¡NECESITAMOS MÁS LUZ!
En esta cita que tenemos dos veces por semana hay lugar para todas las opiniones. Unos me han dicho que algunos días estoy más inspirado que otros, lo cual es lógico, y si no que se lo digan a mi mujer, y otros, lo cual no comparto, que las críticas y los halagos no los reparto equitativamente. Que me duele darle a los míos, pero tengo la estaca lista para los que no lo son. Que si hay un problema en el Gobierno Regional, lo recuerdo y lo machaco, y que si es en el Ayuntamiento de Oviedo, entonces se me olvida rápido.
Puede que sea así, no lo dudo. A uno siempre le duele menos decirle algo desagradable a un desconocido que a un hermano. Pero prometo que aprenderemos de los errores, o al menos intentaremos mejorar. Para eso estamos. Aunque esto de escribir tiene muchas lecturas, y desde aquella primitiva vocación de comunicación se ha pasado a la definición que el otro día le leí a la poeta bielorrusa Natalia Litvinova: “escribir es aproximarse a la herida para curarla con veneno”. Definitivo, sin duda.
Bueno, vamos al tajo, que se nos echa la mañana encima. Vamos a darles un pescozón a esos que algunos dicen que son los míos, exponiendo de antemano, como he dicho muchas veces, que no debo flores a ninguna dama, y que la gran libertad es que nadie te mande el dinero a casa, porque así la libertad sigue siendo la de verdad, la que no tiene ningún interés más allá de contar lo que uno piensa y la del teclado frente a uno mismo, que combina los caracteres como a uno le place cada mañana.
No me gusta la política de ahorro energético del Ayuntamiento de Oviedo en lo que se refiere a la iluminación. La política de encender una de cada tres farolas nos ha sumido en la penumbra. Hemos convertido nuestra ciudad en un crepúsculo perpetuo, al nivel de las peores ciudades europeas, donde uno, por las noches, siempre echa de menos poder ver las cosas.

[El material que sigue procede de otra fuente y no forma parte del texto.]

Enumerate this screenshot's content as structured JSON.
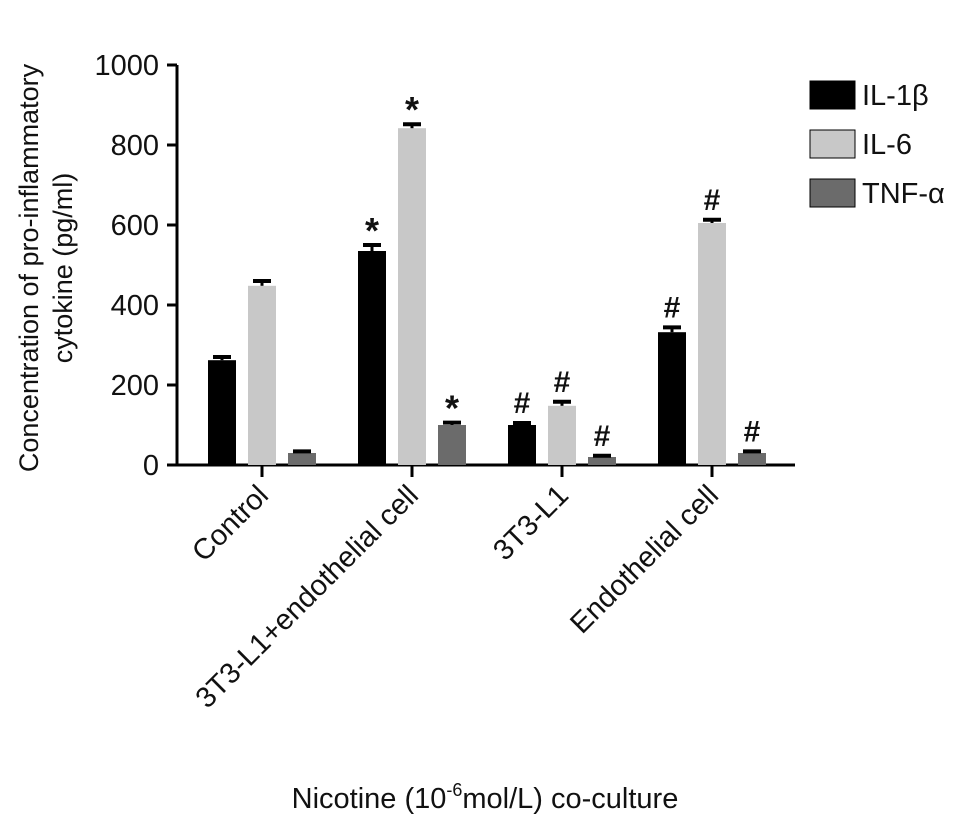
{
  "chart_data": {
    "type": "bar",
    "ylabel_line1": "Concentration of pro-inflammatory",
    "ylabel_line2": "cytokine (pg/ml)",
    "xlabel_main": "Nicotine (10",
    "xlabel_sup": "-6",
    "xlabel_end": "mol/L) co-culture",
    "ylim": [
      0,
      1000
    ],
    "yticks": [
      0,
      200,
      400,
      600,
      800,
      1000
    ],
    "categories": [
      "Control",
      "3T3-L1+endothelial cell",
      "3T3-L1",
      "Endothelial cell"
    ],
    "series": [
      {
        "name": "IL-1β",
        "color": "#000000",
        "values": [
          262,
          535,
          100,
          332
        ],
        "errors": [
          8,
          15,
          5,
          12
        ],
        "marks": [
          "",
          "*",
          "#",
          "#"
        ]
      },
      {
        "name": "IL-6",
        "color": "#c8c8c8",
        "values": [
          448,
          842,
          148,
          605
        ],
        "errors": [
          12,
          10,
          10,
          8
        ],
        "marks": [
          "",
          "*",
          "#",
          "#"
        ]
      },
      {
        "name": "TNF-α",
        "color": "#6b6b6b",
        "values": [
          30,
          100,
          20,
          30
        ],
        "errors": [
          4,
          6,
          3,
          4
        ],
        "marks": [
          "",
          "*",
          "#",
          "#"
        ]
      }
    ],
    "legend_position": "top-right",
    "grid": false
  }
}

Esta misma semana, en la que el otoño pareció querer acercarse un par de días, aunque se fue por donde vino sin mucho futuro, con mañanas de lluvia, a las 9 de la mañana era imposible ver la calle. Los niños iban al colegio acompañados de sus padres y agarrados a sus manos porque no se veía. Las mañanas son tres minutos más tardías hasta el 21 de diciembre y los detectores de las farolas parecen ser un poco cicateros.

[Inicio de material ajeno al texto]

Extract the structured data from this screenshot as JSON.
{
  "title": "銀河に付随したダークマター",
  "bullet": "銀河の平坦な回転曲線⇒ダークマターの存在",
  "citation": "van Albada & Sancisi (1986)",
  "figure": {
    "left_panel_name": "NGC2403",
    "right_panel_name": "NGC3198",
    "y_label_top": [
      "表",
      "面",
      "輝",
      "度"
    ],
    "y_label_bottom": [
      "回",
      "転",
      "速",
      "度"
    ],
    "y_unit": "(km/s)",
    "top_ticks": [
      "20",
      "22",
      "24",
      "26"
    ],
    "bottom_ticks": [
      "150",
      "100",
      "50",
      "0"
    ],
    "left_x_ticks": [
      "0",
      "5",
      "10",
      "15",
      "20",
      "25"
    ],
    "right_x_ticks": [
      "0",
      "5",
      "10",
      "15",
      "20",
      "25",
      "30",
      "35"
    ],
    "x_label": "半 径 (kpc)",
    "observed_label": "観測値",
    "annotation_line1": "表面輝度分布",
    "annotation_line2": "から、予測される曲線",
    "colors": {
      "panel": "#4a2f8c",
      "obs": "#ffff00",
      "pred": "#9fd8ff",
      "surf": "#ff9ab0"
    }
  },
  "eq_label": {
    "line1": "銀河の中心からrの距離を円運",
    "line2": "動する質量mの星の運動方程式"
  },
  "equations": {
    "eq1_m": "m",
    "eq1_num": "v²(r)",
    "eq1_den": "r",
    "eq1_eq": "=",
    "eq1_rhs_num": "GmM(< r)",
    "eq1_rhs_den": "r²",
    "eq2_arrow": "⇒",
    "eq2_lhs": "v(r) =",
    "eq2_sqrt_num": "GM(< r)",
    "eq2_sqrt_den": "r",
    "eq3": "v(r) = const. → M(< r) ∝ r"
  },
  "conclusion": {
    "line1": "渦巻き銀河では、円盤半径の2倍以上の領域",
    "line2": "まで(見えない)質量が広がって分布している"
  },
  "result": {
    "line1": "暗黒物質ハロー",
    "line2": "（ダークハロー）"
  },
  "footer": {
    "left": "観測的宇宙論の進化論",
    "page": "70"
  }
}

Al igual que las comunidades de propietarios saben desde hace años que en noviembre no es necesario encender la calefacción, pero que hay mayos y junios que es precisa, nuestros detectores, y los que los gobiernan, parecen ser máquinas programadas a un horario, con independencia de la mañana que los alumbre (o que los oscurezca, deberíamos decir).
No hay nada más triste que una ciudad a oscuras. Si la realidad ya nos deja cada mañana el sabor amargo de la derrota perpetua que atravesamos en estos tiempos de penuria, la escasez lumínica abunda en esa sensación de desamparo. Condenados estamos a converger con Europa, y salir, algún día, a las 5 de trabajar. Pero mientras tanto, seguimos madrugando poco y trabajando hasta muy tarde. Y las 9 de la mañana o las 7 de la tarde son horas de actividad frenética en esta patria nuestra cuyo reloj sigue siendo discordante con la geografía en que se ubica.

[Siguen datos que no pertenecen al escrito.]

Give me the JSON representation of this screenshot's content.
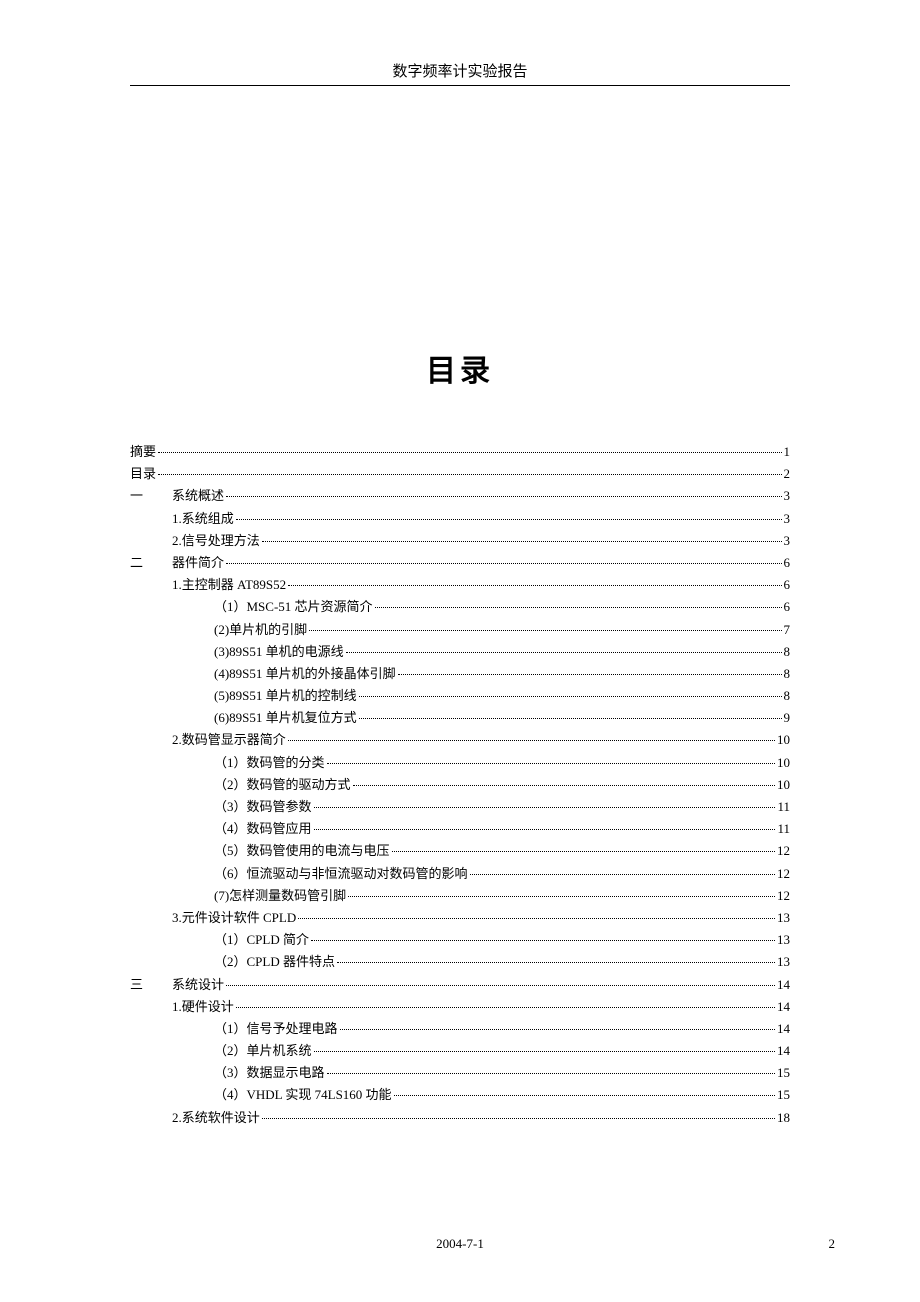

Así que habremos de tomar medidas para que se solucione. Para que las farolas se mantengan encendidas mientras sea necesario. Para que no nos cueste distinguir nuestra calle o nuestro trabajo, o el vecino se convierta en una sombra que cruza en nuestro entorno. El coste no puede ser disparatado. Estamos hablando de racionalizar, no de malgastar. Y de dar a los ciudadanos lo que pagan, los mínimos elementos lumínicos para que su mañana sea un poco más agradable.
La vida ya es suficientemente oscura en estos momentos. No la ayudemos con un criterio miserable.